林小玉一怔愣,阮舒意這是擺明了要跟她劃清界限,還以為她跟自己一樣都對父親有著執念,現在看來是她想錯了。
林小玉離開,阮舒意聽到一陣低低的車鳴,是秦星辰開著車過來。
他下車快步走來,有些心疼問:「是不是等著急了?」
聽林小玉在她面前演了一出雙簧,時間到也不覺得慢,阮舒意搖頭,隨口問道:「沒事,是有什麼事情耽誤了嗎?」
秦星辰幫她拉開車門,上了車後便回答道:「剛剛在轉角處前邊兩輛車起了摩擦,兩個車主就堵在路上處理,耽擱了一會。」
坐上了車,阮舒意沒有說林小玉的事,但她卻不自主想起林小玉的話。
林小玉的話,一直都在阮舒意的腦海當中圍繞,並不是她那些求情可憐的話,而是最後那一句問她要不要也去找回自己的父親……
這個陌生的名詞……
這麼多年來,她一直都沒有想過要去尋找自己的父親,仿佛這個詞從她的生命當中被剔除。
如今突然被林小玉給提及,關於這個詞的記憶也從回憶當中解封。
阮舒意從記事起就沒見過父親,小時候是阮母一人做兩份工養活她和她的姐姐阮新月。
年紀還很小的她有的時候會很羨慕的看著別人都有父親,而自己卻沒有,她會很天真的想著自己的父親去了什麼遠處。
等到某一天父親也許就回來了。
不過她記得自己有一次問及過父親,當時母親臉上的表情很是難看,後來的她便再也不敢提起這個名字了。

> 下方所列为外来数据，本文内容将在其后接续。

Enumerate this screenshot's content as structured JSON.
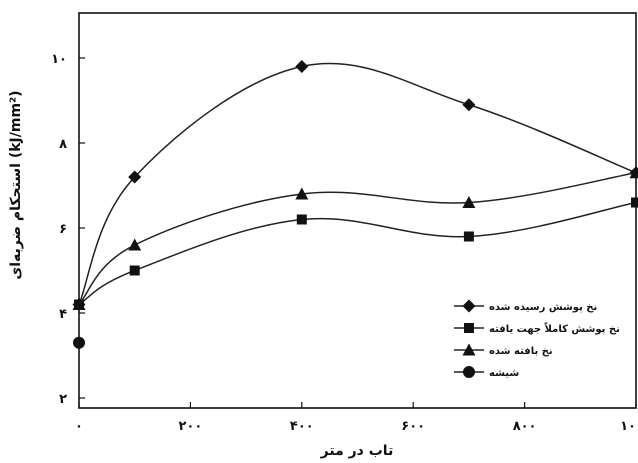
{
  "chart_data": {
    "type": "line",
    "xlabel": "تاب در متر",
    "ylabel": "استحکام ضربه‌ای (kJ/mm²)",
    "xlim": [
      0,
      1000
    ],
    "ylim": [
      2,
      11
    ],
    "x_ticks": [
      0,
      200,
      400,
      600,
      800,
      1000
    ],
    "x_tick_labels": [
      "۰",
      "۲۰۰",
      "۴۰۰",
      "۶۰۰",
      "۸۰۰",
      "۱۰۰۰"
    ],
    "y_ticks": [
      2,
      4,
      6,
      8,
      10
    ],
    "y_tick_labels": [
      "۲",
      "۴",
      "۶",
      "۸",
      "۱۰"
    ],
    "grid": false,
    "legend_position": "bottom-right",
    "series": [
      {
        "name": "نخ پوشش رسیده شده",
        "marker": "diamond",
        "x": [
          0,
          100,
          400,
          700,
          1000
        ],
        "y": [
          4.2,
          7.2,
          9.8,
          8.9,
          7.3
        ]
      },
      {
        "name": "نخ پوشش کاملاً جهت یافته",
        "marker": "square",
        "x": [
          0,
          100,
          400,
          700,
          1000
        ],
        "y": [
          4.2,
          5.0,
          6.2,
          5.8,
          6.6
        ]
      },
      {
        "name": "نخ بافته شده",
        "marker": "triangle",
        "x": [
          0,
          100,
          400,
          700,
          1000
        ],
        "y": [
          4.2,
          5.6,
          6.8,
          6.6,
          7.3
        ]
      },
      {
        "name": "شیشه",
        "marker": "circle",
        "x": [
          0
        ],
        "y": [
          3.3
        ]
      }
    ]
  }
}
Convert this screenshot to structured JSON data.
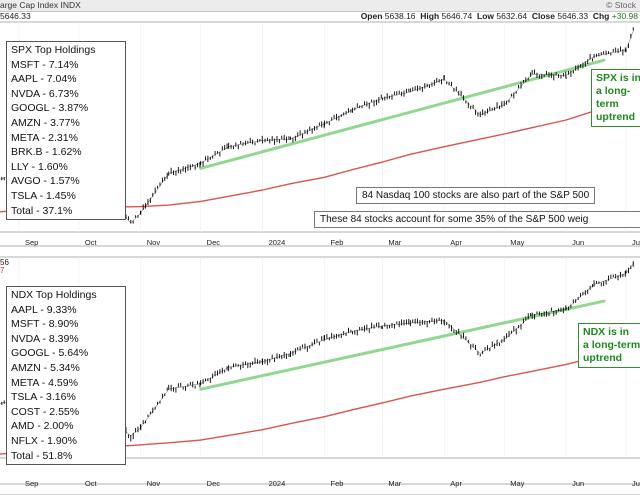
{
  "header": {
    "title": "arge Cap Index INDX",
    "brand": "© Stock",
    "last_value": "5646.33",
    "open_label": "Open",
    "open": "5638.16",
    "high_label": "High",
    "high": "5646.74",
    "low_label": "Low",
    "low": "5632.64",
    "close_label": "Close",
    "close": "5646.33",
    "chg_label": "Chg",
    "chg": "+30.98"
  },
  "top_panel": {
    "box_title": "SPX Top Holdings",
    "holdings": [
      "MSFT - 7.14%",
      "AAPL - 7.04%",
      "NVDA - 6.73%",
      "GOOGL - 3.87%",
      "AMZN - 3.77%",
      "META - 2.31%",
      "BRK.B - 1.62%",
      "LLY - 1.60%",
      "AVGO - 1.57%",
      "TSLA - 1.45%",
      "Total - 37.1%"
    ],
    "note1": "84 Nasdaq 100 stocks are also part of the S&P 500",
    "note2": "These 84 stocks account for some 35% of the S&P 500 weig",
    "callout": [
      "SPX is in",
      "a long-term",
      "uptrend"
    ]
  },
  "bottom_panel": {
    "left_labels": [
      "56",
      "7"
    ],
    "box_title": "NDX Top Holdings",
    "holdings": [
      "AAPL - 9.33%",
      "MSFT - 8.90%",
      "NVDA - 8.39%",
      "GOOGL - 5.64%",
      "AMZN - 5.34%",
      "META - 4.59%",
      "TSLA - 3.16%",
      "COST - 2.55%",
      "AMD - 2.00%",
      "NFLX - 1.90%",
      "Total - 51.8%"
    ],
    "callout": [
      "NDX is in",
      "a long-term",
      "uptrend"
    ]
  },
  "colors": {
    "price": "#000000",
    "moving_average": "#d9534f",
    "trendline": "#90d890",
    "callout_text": "#1c8a1c"
  },
  "chart_data": [
    {
      "type": "line",
      "title": "",
      "x_tick_labels": [
        "Sep",
        "Oct",
        "Nov",
        "Dec",
        "2024",
        "Feb",
        "Mar",
        "Apr",
        "May",
        "Jun",
        "Jul"
      ],
      "x": [
        "2023-08-15",
        "2023-09-01",
        "2023-09-15",
        "2023-10-01",
        "2023-10-15",
        "2023-10-27",
        "2023-11-01",
        "2023-11-15",
        "2023-12-01",
        "2023-12-15",
        "2024-01-01",
        "2024-01-15",
        "2024-02-01",
        "2024-02-15",
        "2024-03-01",
        "2024-03-15",
        "2024-04-01",
        "2024-04-19",
        "2024-05-01",
        "2024-05-15",
        "2024-06-01",
        "2024-06-15",
        "2024-07-01",
        "2024-07-05"
      ],
      "series": [
        {
          "values": [
            4430,
            4510,
            4480,
            4340,
            4330,
            4120,
            4200,
            4510,
            4590,
            4720,
            4770,
            4780,
            4900,
            5010,
            5100,
            5150,
            5250,
            4970,
            5050,
            5290,
            5280,
            5430,
            5480,
            5646
          ]
        },
        {
          "values": [
            4200,
            4220,
            4235,
            4240,
            4245,
            4248,
            4250,
            4262,
            4290,
            4330,
            4380,
            4430,
            4480,
            4540,
            4600,
            4660,
            4720,
            4780,
            4820,
            4870,
            4930,
            5000,
            5060,
            5080
          ]
        }
      ],
      "trendline": {
        "x": [
          "2023-12-01",
          "2024-06-20"
        ],
        "y": [
          4550,
          5400
        ]
      }
    },
    {
      "type": "line",
      "title": "",
      "x_tick_labels": [
        "Sep",
        "Oct",
        "Nov",
        "Dec",
        "2024",
        "Feb",
        "Mar",
        "Apr",
        "May",
        "Jun",
        "Jul"
      ],
      "x": [
        "2023-08-15",
        "2023-09-01",
        "2023-09-15",
        "2023-10-01",
        "2023-10-15",
        "2023-10-27",
        "2023-11-01",
        "2023-11-15",
        "2023-12-01",
        "2023-12-15",
        "2024-01-01",
        "2024-01-15",
        "2024-02-01",
        "2024-02-15",
        "2024-03-01",
        "2024-03-15",
        "2024-04-01",
        "2024-04-19",
        "2024-05-01",
        "2024-05-15",
        "2024-06-01",
        "2024-06-15",
        "2024-07-01",
        "2024-07-05"
      ],
      "series": [
        {
          "values": [
            15200,
            15400,
            15300,
            14900,
            14850,
            14100,
            14400,
            15800,
            16000,
            16600,
            16800,
            17100,
            17600,
            17900,
            18100,
            18200,
            18300,
            17100,
            17600,
            18500,
            18700,
            19600,
            20000,
            20400
          ]
        },
        {
          "values": [
            13400,
            13500,
            13600,
            13680,
            13720,
            13750,
            13780,
            13850,
            13950,
            14120,
            14330,
            14550,
            14800,
            15050,
            15300,
            15550,
            15800,
            16050,
            16250,
            16450,
            16700,
            16950,
            17200,
            17300
          ]
        }
      ],
      "trendline": {
        "x": [
          "2023-12-01",
          "2024-06-20"
        ],
        "y": [
          15800,
          19000
        ]
      }
    }
  ]
}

記憶中阮新月天天惹母親生氣,等到她十五歲,阮新月二十歲。
阮母生了病,基本喪失了工作能力,阮新月跟阮母大吵一架便離家出走,再沒理過家裡的事。
阮舒意不得不承擔起整個家庭的開支,以及照顧母親的責任。
不管她們過的多麼艱辛,那個叫做父親的人都沒有出現過,慢慢的阮舒意幾乎沒有了這個概念。
如今她算是苦盡甘來,母親的病也好了,她的事業步上正軌,男朋友……
她看了眼旁邊專心開車的秦星辰,很欣慰。
男朋友如此優秀,她事事都朝好的方向發展,那個名詞便忘了也罷。
不知不覺間,她便將自己從情緒怪圈當中開解了出來。
如今所擁有的便已經是最好的了,那便把握住當下,不要再去想那些從未擁有過的東西了。
秦星辰正專心開車,一個回頭看到女朋友正看著自己笑,表情很是溫柔,頓時心都化了。
「這樣盯著我,我開車會走神的。」
阮舒意才不信他的鬼話,不過還是轉過了頭,注意到路段並不是她熟悉的,便問道:「我們這是去哪?」
「去吃好吃的。」
簡單幾個字,但是卻充滿了誘惑。